Pôs-se a sentar no sofá com o dedo indicador marcando a mesma página trinta e dois da qual não sairia, sobre a mesa de centro, na qual estavam cruzadas suas duas pernas finas e descobertas, um velho cinzeiro retangular com um peculiar mapa do Brasil ainda com algumas guimbas de cigarro e, logo ao lado, um antigo vinil de Dave Brubeck ou algo assim. Na televisão passava Zelig, esses filmes com Woody Allen o deixavam tão confortável naquela saleta com a janela quebrada, o sofá já desbotado e o tapete, esse novo, espesso e macio, que Allen chegava a ter um papel maternal em sua vida; porém não prestava atenção em uma palavra do filme, as legendas passavam pelos seus olhos estáticos como transeuntes na Uruguaiana, sem serem notadas, agora ele só tinha uma coisa em mente.
Lembrara-se das palavras dela entre soluços: "Você realmente pensou uma idiotice dessas?". A verdade é que ele nunca se sentiu um par apropriado para ela e o fato de ignorar qualquer sinal de interesse que viesse da parte dela tão rigidamente que o fazia agir como um padre era zelo para com o seu pobre coração. Pobre como sua blusa manchada, como sua meia furada, pobre como ele mesmo. Seu relicário, que passara a maior parte do tempo vazio, agora a tinha, seus sorrisos, suas histórias, sua cara de boba, essa era a maior riqueza que ele já havia conseguido e era na verdade muita coisa para quem não possuia nada. Por que um camponês começaria uma revolução se agora já tinha um pedacinho de terra para sua subsistência?

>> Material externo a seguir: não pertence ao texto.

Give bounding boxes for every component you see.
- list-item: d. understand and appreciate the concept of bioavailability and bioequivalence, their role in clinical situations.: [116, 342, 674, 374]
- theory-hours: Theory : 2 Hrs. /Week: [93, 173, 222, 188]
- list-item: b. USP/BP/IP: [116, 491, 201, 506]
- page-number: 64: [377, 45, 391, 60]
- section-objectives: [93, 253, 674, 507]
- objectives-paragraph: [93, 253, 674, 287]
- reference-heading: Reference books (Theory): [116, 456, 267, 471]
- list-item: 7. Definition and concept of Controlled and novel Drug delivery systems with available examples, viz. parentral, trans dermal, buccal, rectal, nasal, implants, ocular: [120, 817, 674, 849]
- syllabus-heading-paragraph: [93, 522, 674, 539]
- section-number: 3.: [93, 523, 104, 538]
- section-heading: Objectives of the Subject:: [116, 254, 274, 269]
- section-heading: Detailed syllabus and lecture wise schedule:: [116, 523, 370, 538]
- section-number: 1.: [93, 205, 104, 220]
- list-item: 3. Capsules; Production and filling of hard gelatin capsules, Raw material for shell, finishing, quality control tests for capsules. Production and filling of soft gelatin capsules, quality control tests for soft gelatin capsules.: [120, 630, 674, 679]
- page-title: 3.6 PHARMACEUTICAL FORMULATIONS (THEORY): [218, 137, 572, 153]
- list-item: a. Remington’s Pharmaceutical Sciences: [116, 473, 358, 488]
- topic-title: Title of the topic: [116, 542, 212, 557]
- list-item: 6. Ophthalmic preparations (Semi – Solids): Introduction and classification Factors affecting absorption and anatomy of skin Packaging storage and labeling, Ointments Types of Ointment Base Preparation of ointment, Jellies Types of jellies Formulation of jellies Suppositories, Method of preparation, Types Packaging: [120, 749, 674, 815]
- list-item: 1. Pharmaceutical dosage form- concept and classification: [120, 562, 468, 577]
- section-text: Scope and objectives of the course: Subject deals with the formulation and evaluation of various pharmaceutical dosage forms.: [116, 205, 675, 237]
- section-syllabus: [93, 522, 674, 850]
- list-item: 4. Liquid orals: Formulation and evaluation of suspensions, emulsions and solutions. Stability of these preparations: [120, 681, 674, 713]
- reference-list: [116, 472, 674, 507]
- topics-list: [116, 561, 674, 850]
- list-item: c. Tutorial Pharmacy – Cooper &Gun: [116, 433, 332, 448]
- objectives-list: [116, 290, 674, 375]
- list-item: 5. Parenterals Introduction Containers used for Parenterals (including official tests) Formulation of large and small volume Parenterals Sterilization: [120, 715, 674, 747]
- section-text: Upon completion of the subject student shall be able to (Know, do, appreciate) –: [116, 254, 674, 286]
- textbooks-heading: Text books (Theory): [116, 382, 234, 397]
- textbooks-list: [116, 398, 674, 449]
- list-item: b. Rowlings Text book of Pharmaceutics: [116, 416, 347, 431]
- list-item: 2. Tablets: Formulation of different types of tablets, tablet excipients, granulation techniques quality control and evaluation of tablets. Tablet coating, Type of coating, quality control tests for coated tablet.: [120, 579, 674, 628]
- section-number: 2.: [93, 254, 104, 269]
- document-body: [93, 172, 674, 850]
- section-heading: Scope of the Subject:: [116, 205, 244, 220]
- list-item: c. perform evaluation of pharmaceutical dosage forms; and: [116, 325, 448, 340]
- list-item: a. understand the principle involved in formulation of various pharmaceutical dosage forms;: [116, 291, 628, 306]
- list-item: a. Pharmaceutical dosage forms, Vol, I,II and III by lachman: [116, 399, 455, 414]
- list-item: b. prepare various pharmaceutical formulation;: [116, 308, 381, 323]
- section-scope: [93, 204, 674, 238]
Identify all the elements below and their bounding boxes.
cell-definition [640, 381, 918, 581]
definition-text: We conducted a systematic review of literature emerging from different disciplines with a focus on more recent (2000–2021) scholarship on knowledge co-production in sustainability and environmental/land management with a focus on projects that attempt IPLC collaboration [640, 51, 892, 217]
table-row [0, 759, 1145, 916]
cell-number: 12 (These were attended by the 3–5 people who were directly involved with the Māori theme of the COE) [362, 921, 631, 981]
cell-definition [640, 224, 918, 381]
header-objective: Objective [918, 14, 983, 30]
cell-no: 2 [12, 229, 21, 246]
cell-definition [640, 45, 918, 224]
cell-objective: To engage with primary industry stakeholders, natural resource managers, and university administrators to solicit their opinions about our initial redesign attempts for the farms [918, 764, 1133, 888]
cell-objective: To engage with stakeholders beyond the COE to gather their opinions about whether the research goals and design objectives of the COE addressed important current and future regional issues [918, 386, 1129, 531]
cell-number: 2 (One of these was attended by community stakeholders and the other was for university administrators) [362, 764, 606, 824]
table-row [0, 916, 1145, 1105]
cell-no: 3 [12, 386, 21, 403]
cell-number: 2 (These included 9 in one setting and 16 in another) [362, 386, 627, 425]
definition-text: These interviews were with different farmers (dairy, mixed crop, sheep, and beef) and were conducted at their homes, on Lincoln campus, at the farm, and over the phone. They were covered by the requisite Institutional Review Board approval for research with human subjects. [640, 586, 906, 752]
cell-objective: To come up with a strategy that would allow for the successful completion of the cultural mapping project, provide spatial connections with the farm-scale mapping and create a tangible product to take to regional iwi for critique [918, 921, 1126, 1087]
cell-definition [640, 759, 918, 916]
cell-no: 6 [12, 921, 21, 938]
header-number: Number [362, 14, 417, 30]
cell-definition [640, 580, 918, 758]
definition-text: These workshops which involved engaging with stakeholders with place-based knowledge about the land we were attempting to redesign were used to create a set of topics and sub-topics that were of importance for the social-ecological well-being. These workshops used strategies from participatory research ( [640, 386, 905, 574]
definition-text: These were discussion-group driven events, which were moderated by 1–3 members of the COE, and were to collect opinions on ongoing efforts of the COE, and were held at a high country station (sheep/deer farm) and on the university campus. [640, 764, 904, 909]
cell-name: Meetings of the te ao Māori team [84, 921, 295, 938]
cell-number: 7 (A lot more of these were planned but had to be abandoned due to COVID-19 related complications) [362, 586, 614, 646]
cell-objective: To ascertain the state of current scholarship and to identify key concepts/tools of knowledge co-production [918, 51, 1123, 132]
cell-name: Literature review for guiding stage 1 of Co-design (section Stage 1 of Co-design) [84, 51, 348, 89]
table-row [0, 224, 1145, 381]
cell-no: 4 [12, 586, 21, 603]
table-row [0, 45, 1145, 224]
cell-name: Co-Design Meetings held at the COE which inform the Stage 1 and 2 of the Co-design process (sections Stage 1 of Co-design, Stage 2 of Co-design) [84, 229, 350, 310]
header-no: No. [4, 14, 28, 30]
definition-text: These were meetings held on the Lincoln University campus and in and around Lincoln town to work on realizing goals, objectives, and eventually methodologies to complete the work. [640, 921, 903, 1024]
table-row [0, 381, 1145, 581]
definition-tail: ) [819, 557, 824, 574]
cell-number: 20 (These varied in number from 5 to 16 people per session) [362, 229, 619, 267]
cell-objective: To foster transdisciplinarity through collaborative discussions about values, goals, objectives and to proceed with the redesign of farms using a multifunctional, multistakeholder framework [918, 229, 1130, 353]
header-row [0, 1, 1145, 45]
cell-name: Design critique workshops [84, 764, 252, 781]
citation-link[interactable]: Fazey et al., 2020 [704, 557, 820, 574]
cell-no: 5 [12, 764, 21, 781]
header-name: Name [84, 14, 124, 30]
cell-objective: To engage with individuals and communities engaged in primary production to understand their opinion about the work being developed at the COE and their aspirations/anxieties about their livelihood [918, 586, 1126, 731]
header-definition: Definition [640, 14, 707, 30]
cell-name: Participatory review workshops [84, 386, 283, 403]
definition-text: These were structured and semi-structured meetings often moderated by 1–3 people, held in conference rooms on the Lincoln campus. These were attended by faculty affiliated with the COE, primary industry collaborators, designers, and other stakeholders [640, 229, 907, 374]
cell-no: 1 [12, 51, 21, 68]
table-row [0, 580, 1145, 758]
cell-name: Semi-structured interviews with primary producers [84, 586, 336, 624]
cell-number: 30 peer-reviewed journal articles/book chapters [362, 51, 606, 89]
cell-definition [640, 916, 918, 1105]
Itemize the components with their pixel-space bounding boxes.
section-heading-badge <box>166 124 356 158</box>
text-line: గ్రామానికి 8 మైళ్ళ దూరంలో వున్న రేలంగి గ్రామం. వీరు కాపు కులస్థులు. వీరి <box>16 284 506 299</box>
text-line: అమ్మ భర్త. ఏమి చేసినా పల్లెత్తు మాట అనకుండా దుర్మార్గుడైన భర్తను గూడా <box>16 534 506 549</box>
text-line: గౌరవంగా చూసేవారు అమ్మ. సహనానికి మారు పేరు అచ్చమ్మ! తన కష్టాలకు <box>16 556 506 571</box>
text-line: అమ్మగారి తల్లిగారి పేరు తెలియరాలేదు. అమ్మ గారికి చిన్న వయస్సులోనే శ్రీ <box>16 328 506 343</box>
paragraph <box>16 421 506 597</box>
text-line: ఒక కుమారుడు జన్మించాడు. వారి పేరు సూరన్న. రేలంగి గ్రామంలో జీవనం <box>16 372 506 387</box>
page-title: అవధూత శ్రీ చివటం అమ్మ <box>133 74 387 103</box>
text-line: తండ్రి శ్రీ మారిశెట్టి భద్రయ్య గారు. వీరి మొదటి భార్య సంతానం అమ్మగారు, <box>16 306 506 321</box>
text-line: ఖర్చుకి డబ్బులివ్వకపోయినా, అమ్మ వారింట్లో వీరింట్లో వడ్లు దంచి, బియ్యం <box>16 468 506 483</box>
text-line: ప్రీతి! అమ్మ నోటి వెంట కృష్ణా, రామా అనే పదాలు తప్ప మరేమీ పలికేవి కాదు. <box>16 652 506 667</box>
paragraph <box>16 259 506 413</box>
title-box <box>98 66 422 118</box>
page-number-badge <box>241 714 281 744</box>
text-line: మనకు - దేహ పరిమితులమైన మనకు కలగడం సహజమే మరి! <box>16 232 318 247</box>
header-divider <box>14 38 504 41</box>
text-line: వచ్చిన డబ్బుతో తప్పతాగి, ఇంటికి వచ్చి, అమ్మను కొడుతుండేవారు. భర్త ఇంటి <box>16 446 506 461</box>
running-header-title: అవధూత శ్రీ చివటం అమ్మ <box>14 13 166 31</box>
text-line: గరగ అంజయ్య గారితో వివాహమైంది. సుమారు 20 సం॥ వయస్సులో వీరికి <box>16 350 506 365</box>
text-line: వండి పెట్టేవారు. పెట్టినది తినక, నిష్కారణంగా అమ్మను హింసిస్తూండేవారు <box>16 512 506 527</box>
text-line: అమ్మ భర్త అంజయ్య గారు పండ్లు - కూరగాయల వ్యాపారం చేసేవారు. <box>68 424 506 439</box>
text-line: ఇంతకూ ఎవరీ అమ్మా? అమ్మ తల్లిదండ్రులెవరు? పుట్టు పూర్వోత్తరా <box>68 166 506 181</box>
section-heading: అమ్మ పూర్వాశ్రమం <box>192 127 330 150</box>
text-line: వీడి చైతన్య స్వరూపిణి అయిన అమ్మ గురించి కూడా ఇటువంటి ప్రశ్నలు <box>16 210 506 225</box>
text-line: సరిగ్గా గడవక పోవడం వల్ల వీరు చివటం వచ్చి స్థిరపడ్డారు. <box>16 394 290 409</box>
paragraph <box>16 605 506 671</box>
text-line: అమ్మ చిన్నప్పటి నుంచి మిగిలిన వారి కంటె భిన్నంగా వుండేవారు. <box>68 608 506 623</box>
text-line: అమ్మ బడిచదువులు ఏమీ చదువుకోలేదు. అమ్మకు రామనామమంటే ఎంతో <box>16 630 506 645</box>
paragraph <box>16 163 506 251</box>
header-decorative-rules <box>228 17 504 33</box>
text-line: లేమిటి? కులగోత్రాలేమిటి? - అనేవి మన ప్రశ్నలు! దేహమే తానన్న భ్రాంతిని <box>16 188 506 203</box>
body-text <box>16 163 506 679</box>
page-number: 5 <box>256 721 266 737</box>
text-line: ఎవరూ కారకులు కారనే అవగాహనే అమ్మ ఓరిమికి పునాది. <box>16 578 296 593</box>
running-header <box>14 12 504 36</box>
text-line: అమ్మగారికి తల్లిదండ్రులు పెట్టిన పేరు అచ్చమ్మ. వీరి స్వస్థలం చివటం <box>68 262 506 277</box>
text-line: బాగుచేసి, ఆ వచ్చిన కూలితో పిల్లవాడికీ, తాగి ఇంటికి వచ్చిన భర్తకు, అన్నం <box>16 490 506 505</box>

Era ela a subsistência dele: todos os dias seu despertador tocava às quatro e meia da manhã Bistro Fada e quase sempre não havia mais do que dois dedos de leite para acompanhar o café, pensar nela o fazia abstrair de todas as sacolejadas do 384 ou das cotoveladas compulsórias que receberia e até mesmo da rotina chata do trabalho, seu chefe, um cinquentão de óculos que nunca conseguira nada além de uma casa própria na bairro de Bento Ribeiro no subúrbio do Rio e um carro Renault, que havia comprado novo, mas estava sendo usado fazia aproximadamente dois anos, se julgava um grande homem, de feitos mitológicos.
Ao bater o portão, ele sempre observava o céu ainda escuro e estrelado, achava bonito, por vezes tivera vontade de se livrar da opressão gravitacional e cair no espaço sideral. Era nesses raros momentos de liberdade que ele fazia planos, embora no fundo ele mesmo os achasse incredíveis, o divertiam mais do que qualquer peça ou filme; ele se imaginava morando em Paris, escrevendo romances, deitado na cama depois de meio dia e, é claro, abraçado com ela. Apenas abraçado, pois para ele a sexualidade não era a protagonista nas relações amorosas, gostava de passear de mãos dadas, de dividir um sorvete de casquinha e todas essas coisas tolas que os namorados costumavam fazer.
Passado algum tempo, ele riu inconscientemente lembrou-se dos dois cantando na chuva uma música da jovem guarda, era Olha do Roberto Carlos, mas ele não conseguia lembrar-se claramente da letra; lembrou-se depois do choro dela ao descobrir que o motivo da indiferença de seu admirador era a diferença deles, das palavras de carinho dela e de como ela lhe mostrava interesse e admiração, do jeito que ela o escutava tocar violão, com olhos atentos a lhe fitar. Então sorriu docemente. Por alguns momentos em seu íntimo havia a certeza de que nada seria mais normal do que realmente ela estar apaixonada por ele.
De repente ele saiu do transe, foi interrompido pelo telefone, estendeu o seu braço e o pegou com as pontinhas dos dedos médio e anelar, o trouxe para si e olhou quem o ligava àquela hora: era ela. Estaria também ela pensando nele? "Não. Isso já é loucura", pensou. Tirou os pés de cima da mesa e logo se pôs a ajeitar o corpo no sofá. Pensou em como cumprimentá-la, pensou em forçar uma rouquidão para encantá-la, olhou novamente para o telefone e, com um suspiro, o desligou. Novamente estendeu suas pernas, as colocou sobre a mesa de centro e voltou a pensar nela.